Fisher Scores for Feature Selection
GenoLearn offers the Fisher Score feature selection method which computes a score for each feature and selects the \(k\) highest scoring features. The Fisher Score, as taken from Aggarwal 2014 , is computed by the following equation
\[S_i = \frac{\sum_j n_j(\mu_{ij} - \mu_i)^2}{\sum_j n_j\sigma_{ij}^2}\]
where
\(n_j\) is the number of observations belonging to the \(j\)-th class
\(\mu_j\) is the global mean of the \(i\)-th feature
\(\mu_{ij}\) is the mean of the \(i\)-th feature belonging to the \(j\)-th class
\(\sigma_{ij}^2\) is the variance of the \(i\)-th feature belonging to the \(j\)-th class
The above can be vectorized by the following operation \(\mathbf{D}\mathbf{n}\ /\ \Sigma\mathbf{n}\) where \(ij\)-th element of \(\mathbf{D}\) is \((\mu_{ij} - \mu_i)^2\) and the \(ij\)-th element of \(\Sigma\) is \(\sigma_{ij}^2\).
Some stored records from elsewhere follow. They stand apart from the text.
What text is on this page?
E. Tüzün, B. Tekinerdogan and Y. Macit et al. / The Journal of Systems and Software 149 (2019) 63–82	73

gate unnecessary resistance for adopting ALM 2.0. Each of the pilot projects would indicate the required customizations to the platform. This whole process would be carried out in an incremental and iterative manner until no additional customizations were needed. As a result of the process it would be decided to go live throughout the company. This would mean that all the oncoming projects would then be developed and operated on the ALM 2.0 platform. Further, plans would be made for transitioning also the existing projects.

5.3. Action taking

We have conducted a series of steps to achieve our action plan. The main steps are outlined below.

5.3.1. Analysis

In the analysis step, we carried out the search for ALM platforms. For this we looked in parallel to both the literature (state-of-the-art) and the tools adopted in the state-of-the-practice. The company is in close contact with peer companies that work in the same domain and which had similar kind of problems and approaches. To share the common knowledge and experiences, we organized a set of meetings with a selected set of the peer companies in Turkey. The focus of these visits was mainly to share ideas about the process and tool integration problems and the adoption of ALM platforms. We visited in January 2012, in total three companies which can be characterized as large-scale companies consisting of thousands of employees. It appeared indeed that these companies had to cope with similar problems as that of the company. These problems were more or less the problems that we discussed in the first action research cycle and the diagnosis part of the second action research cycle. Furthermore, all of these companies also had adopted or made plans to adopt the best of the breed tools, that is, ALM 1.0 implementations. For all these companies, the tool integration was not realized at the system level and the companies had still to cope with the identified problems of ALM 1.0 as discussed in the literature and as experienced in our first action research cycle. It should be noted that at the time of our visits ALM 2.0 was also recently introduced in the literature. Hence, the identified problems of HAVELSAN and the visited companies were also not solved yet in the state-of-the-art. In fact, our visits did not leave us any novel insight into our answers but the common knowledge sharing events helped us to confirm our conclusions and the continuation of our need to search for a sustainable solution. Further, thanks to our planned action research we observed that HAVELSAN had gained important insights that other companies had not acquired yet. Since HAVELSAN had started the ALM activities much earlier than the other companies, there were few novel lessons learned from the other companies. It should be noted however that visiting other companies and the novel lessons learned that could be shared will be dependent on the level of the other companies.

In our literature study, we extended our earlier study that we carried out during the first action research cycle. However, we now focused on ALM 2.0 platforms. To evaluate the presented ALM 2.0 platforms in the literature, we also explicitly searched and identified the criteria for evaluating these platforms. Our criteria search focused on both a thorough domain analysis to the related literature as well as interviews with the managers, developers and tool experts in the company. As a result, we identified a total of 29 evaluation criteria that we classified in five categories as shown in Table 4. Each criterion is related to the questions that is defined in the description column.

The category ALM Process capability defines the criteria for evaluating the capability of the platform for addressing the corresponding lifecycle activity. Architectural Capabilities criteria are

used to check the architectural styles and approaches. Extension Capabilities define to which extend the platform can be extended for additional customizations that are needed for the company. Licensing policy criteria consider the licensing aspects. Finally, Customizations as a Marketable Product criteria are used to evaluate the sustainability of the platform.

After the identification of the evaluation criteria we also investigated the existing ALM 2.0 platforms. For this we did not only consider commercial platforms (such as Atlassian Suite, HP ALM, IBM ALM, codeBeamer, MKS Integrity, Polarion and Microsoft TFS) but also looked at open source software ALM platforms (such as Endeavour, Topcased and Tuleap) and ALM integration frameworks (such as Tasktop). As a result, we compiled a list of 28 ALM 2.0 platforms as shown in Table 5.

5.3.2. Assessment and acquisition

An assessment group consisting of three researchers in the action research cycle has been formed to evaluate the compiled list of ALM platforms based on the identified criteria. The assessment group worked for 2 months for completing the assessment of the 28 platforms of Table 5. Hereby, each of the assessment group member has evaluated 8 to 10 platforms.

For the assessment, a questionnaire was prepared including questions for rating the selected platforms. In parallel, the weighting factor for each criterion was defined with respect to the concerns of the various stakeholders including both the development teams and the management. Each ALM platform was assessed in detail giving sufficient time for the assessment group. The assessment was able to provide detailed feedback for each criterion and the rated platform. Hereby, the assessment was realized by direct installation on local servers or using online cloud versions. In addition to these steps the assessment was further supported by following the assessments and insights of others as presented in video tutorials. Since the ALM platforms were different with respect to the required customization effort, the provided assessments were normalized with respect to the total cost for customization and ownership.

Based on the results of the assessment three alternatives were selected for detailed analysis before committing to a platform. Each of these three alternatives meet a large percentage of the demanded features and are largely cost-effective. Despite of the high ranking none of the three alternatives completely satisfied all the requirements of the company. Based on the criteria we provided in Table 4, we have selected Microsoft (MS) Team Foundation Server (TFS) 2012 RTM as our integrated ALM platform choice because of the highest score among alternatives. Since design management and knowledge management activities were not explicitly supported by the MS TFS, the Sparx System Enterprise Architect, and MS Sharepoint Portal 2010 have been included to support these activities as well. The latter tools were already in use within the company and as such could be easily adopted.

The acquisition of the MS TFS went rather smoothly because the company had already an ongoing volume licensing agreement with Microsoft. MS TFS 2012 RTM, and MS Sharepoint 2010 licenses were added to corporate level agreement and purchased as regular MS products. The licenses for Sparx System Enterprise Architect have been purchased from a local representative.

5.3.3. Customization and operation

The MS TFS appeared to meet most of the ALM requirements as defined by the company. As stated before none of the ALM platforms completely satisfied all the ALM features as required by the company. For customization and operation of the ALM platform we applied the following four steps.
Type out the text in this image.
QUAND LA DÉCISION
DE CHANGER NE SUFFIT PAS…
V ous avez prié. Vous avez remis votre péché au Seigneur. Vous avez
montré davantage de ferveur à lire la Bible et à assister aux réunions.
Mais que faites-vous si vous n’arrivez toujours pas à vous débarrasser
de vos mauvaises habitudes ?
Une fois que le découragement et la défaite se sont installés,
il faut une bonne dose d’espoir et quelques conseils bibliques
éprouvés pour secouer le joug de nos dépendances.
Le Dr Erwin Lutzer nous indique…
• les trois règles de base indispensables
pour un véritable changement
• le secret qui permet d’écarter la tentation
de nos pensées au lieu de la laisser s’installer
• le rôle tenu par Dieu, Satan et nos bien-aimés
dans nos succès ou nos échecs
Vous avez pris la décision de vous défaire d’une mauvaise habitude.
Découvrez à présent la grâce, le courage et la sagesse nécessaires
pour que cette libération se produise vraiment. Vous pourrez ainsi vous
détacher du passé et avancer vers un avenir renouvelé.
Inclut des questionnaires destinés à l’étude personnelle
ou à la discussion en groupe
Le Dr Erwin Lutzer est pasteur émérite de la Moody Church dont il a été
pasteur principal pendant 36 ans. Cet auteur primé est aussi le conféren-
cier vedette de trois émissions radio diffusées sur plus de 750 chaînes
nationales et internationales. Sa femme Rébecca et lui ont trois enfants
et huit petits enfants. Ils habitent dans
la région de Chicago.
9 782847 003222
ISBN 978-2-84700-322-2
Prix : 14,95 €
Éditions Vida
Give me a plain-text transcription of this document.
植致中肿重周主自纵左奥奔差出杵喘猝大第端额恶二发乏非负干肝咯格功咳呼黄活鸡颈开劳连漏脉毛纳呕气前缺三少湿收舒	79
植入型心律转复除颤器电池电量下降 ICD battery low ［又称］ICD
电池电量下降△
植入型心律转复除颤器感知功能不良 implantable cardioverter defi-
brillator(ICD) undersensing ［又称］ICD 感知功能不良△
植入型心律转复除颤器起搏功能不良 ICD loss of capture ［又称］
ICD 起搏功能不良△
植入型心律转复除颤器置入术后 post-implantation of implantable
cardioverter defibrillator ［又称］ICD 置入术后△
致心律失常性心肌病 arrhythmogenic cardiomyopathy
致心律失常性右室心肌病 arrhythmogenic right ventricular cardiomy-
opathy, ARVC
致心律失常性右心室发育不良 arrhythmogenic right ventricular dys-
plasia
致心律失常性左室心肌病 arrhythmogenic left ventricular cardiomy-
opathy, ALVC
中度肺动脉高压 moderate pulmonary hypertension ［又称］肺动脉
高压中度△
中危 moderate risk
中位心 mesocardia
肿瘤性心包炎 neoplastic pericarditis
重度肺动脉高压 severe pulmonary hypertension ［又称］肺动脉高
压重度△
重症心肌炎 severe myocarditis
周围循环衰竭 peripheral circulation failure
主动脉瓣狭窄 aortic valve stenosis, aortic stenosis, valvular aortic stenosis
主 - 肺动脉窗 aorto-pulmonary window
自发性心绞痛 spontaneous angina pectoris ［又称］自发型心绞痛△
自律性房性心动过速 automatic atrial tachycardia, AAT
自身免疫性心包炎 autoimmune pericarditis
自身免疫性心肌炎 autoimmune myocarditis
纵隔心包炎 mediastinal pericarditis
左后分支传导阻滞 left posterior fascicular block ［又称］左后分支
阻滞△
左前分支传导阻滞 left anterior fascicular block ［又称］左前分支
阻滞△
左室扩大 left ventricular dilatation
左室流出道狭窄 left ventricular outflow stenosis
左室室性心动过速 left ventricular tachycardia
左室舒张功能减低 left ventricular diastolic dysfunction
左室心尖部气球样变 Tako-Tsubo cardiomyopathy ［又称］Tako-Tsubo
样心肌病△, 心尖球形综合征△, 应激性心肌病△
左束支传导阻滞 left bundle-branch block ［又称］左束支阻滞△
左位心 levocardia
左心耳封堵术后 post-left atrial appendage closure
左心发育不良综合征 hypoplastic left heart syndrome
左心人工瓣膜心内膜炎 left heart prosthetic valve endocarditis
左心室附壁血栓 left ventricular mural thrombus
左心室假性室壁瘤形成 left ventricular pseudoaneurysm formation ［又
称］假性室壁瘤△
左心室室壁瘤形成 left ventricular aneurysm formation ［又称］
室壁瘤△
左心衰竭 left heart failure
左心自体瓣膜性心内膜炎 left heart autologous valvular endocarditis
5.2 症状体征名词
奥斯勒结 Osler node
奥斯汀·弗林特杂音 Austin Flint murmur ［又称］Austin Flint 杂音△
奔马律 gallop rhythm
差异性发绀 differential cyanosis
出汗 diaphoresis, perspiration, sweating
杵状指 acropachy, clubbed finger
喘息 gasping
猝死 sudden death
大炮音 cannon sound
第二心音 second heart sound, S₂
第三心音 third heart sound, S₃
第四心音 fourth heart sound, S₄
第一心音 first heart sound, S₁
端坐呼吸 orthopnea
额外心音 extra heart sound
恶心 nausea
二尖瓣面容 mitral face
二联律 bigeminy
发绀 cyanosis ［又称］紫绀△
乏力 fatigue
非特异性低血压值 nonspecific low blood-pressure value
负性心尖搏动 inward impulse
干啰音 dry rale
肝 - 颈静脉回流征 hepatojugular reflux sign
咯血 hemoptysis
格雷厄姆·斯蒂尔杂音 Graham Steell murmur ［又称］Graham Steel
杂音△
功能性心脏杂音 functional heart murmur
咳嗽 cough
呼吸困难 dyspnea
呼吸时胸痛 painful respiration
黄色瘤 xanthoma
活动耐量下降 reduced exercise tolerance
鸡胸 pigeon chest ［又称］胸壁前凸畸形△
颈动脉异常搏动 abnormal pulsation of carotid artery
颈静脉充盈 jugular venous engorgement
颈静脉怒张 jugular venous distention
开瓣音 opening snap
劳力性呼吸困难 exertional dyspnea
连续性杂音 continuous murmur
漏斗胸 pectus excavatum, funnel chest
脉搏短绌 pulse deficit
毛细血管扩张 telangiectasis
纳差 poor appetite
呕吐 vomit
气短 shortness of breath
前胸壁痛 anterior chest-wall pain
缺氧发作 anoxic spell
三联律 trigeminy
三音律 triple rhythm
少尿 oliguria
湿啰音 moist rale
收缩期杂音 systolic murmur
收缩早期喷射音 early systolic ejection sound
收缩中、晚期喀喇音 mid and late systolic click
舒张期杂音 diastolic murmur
Intuitively, the Fisher Score yields a higher score if the local mean is more different to the global mean scaled by the local variation.
Example
\[\begin{split}\begin{align*}
& \quad \overbrace
{\begin{bmatrix}
0 & 0 & 1 & 0 & 0\\
1 & 1 & 1 & 0 & 1\\
0 & 1 & 0 & 1 & 0\\
0 & 3 & 0 & 1 & 1\\
1 & 3 & 1 & 0 & 1\\
0 & 1 & 1 & 1 & 0\\
1 & 0 & 0 & 1 & 3\\
2 & 2 & 4 & 2 & 0\\
0 & 0 & 1 & 1 & 0\\
0 & 1 & 0 & 1 & 2
\end{bmatrix}}^\mathbf{X}
\hspace{14em}
\overbrace
{\begin{bmatrix}
0\\
1\\
0\\
1\\
1\\
2\\
0\\
2\\
0\\
0
\end{bmatrix}}^\mathbf{y}\\\\
\mathbf{n} &= \begin{bmatrix}5 & 3 & 2\end{bmatrix} && \begin{bmatrix}\text{count of } 0\text{s} & \text{count of } 1\text{s} & \text{count of } 2\text{s}\end{bmatrix}\\\\
\mathbf{D} &= \begin{bmatrix}
0.09 & 0.64 & 0.25 & 0. & 0.04 \\
0.0277778 & 1.2844444 & 0.0544444 & 0.2177778 & 0.04 \\
0.25 & 0.09 & 2.56 & 0.49 & 0.64
\end{bmatrix} && \begin{matrix}(\text{mean when } \mathbf{y} = 0 \text{ minus global mean squared})\\
(\text{mean when } \mathbf{y} = 1 \text{ minus global mean squared})\\
(\text{mean when } \mathbf{y} = 2 \text{ minus global mean squared})\end{matrix}\\\\
\Sigma &= \begin{bmatrix}
0.16 & 0.24 & 0.24 & 0.16 & 1.6 \\
0.2222222 & 0.8888889 & 0.2222222 & 0.2222222 & 0. \\
1. & 0.25 & 2.25 & 0.25 & 0.
\end{bmatrix} && \begin{matrix}(\text{variance when } \mathbf{y} = 0)\\
(\text{variance when } \mathbf{y} = 1)\\
(\text{variance when } \mathbf{y} = 2)\end{matrix}
\end{align*}\end{split}\]
resulting in
\[\mathbf{S} = \begin{bmatrix} 0.2980769 & 1.6564885 & 1.026178 & 0.8305085 & 0.2\end{bmatrix}\]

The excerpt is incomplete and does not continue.